Depois do Atlântico, o mar do caribe parece uma grande lagoa, nem 24 horas para chegar ao destino. Porto de Espanha fica no Golfo de Pária, é a capital do Estado de Trinidad e Tobago. Para entrar no golfo, é preciso passar pela « boca do dragão », uma passagem de alguns quilômetros que separa a ilha de Trinidad da Venezuela. Chegamos ao anoitecer. Na ponte, a tensão já existe. É Leni quem está de serviço. Pela primeira vez, pôs sua camisa branca de oficial. Ele calcula, verifica o rumo, perscruta o horizonte com seus binóculos. O sol desce rapidamente. Do lado Trinidad, as colinas se iluminam como guirlandas de natal. Do lado Venezuela, escuridão absoluta. O comandante está preocupado. Percorre para a ponte a passos largos, uma mão no bolso, a outra segura um cigarro, aceso, sempre. É que a zona é perigosa. Uma de todos os tráficos, sobretudo de drogas, que vêm da Colômbia, passando pela Venezuela e por Trinidad com destino à Europa. E quando tudo está escuro do lado venezuelano, é porque uma operação de passagem está em curso, muitas vezes pequenas embarcações não identificadas, sem iluminação. Um filipino veio dar reforço na ponte. Agora são 3 a escrutar o mar de tinta fracamente iluminado pela luz da lua difusa por trás de uma leve camada de nuvens. O radar de bordo devolve um eco, fraco, mas próximo. A velocidade é reduzida a 12 nós. A embarcação é localizada, bem longe, sem perigo. Depois de contornar alguns poços de petróleo, vamos direto ao centro do golfo de Pária. Mais duas milhas e viramos à esquerda a 90º, direto para Porto de Espanha. Navegamos entre os navios ancorados, porta-contentores, gaseiros, e algumas banheiras velhas difíceis de definir. As luzes da cidade se estendem à nossa frente. Parado em nosso ponto de encontro, esperamos o piloto que nos conduzirá a bom porto. Sem previsão, vou dormir, convencido de ser acordado quando o barco voltar a andar.

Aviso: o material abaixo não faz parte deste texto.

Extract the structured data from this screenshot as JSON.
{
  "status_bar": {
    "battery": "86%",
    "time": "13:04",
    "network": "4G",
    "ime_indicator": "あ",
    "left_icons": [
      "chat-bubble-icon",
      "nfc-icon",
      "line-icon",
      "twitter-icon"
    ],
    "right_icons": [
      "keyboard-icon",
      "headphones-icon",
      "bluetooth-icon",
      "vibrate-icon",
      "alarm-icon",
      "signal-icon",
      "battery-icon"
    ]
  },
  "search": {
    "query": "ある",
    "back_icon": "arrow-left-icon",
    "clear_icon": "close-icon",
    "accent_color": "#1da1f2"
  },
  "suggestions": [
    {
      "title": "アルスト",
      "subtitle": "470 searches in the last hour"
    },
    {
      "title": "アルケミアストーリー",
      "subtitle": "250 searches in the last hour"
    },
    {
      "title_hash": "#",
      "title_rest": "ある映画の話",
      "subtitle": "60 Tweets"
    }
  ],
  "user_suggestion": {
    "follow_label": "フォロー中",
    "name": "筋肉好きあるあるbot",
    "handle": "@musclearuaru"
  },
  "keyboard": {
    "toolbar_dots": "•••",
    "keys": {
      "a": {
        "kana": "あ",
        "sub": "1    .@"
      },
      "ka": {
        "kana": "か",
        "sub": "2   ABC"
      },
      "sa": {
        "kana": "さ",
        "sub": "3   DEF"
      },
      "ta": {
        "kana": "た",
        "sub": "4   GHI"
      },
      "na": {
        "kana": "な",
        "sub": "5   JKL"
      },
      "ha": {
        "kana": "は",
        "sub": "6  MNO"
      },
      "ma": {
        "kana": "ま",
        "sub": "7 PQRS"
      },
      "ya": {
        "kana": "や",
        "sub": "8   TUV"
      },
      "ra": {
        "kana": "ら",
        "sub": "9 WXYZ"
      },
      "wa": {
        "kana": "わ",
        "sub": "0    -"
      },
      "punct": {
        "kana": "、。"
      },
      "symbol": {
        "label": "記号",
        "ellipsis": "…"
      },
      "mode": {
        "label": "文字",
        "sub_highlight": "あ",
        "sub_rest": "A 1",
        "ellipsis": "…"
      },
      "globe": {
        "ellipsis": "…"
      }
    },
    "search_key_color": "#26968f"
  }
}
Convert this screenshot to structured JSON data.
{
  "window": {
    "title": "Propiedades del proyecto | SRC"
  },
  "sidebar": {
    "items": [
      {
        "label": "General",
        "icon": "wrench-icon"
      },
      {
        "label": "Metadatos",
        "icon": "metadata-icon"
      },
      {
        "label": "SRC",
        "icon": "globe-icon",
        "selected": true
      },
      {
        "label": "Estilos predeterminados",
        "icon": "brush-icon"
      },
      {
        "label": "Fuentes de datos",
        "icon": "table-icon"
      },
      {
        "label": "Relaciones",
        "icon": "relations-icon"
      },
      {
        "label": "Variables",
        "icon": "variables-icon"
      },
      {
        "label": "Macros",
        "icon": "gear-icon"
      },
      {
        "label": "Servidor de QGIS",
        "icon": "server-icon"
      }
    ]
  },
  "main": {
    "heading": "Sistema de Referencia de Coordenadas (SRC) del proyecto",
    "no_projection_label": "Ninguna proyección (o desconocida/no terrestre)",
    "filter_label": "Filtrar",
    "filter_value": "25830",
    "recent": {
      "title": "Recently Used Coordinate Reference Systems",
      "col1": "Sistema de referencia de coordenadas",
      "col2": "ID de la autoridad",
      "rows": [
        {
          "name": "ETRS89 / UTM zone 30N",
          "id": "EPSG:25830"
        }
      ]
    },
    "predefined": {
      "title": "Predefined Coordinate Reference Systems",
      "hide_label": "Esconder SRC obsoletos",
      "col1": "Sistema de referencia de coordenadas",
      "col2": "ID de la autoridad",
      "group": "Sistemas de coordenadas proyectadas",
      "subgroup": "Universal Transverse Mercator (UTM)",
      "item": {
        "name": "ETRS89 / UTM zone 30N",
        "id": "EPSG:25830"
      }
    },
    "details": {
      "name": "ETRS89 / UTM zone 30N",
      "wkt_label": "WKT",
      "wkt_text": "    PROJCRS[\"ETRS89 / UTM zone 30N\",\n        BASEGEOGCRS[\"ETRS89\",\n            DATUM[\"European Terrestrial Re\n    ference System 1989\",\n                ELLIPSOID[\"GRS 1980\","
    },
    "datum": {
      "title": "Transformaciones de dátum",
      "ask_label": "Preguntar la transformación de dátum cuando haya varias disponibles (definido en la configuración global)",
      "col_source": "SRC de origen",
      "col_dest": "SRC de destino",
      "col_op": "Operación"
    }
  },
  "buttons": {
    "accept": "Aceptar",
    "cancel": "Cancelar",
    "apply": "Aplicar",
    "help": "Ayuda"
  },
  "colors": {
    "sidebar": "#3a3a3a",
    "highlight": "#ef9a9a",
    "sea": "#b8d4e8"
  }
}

Os barulhos metálicos de um guindaste batem na minha janela. São seis horas, estamos atracados. Não vi nada, não senti nada. O azul do céu se destaca em relação ao marrom sujo dos contentores enfileirados aos milhares no cais e em relação ao escuro do asfalto, lacerado por longas raias de água com reflexos violeta, amarelo e azul de gasóleo.


Os guindastes já estão trabalhando, ficaremos pelo menos o dia todo em Porto de Espanha. Em poucas horas, dei a volta completa do centro, vi as poucas construções históricas que sobrevivem, igrejas, parlamento, um parque, tantas eternas homenagens aos ingleses e essa estranha casinha ridiculamente minúscula, testemunho da passagem dos espanhóis, 2 janelas, uma porta numa fachada ocre. Sic transit Gloria Mundi!


A cidade desperta devagar. Dos bancos das praças ou das entradas dos prédios emerge uma multidão de adormecidos, que poucas roupas recobrem e muita sujeira protege. Outros, boca aberta nos seus vômitos, se levantam tarde. É verdade, é domingo. Tinha quase perdido a noção do tempo.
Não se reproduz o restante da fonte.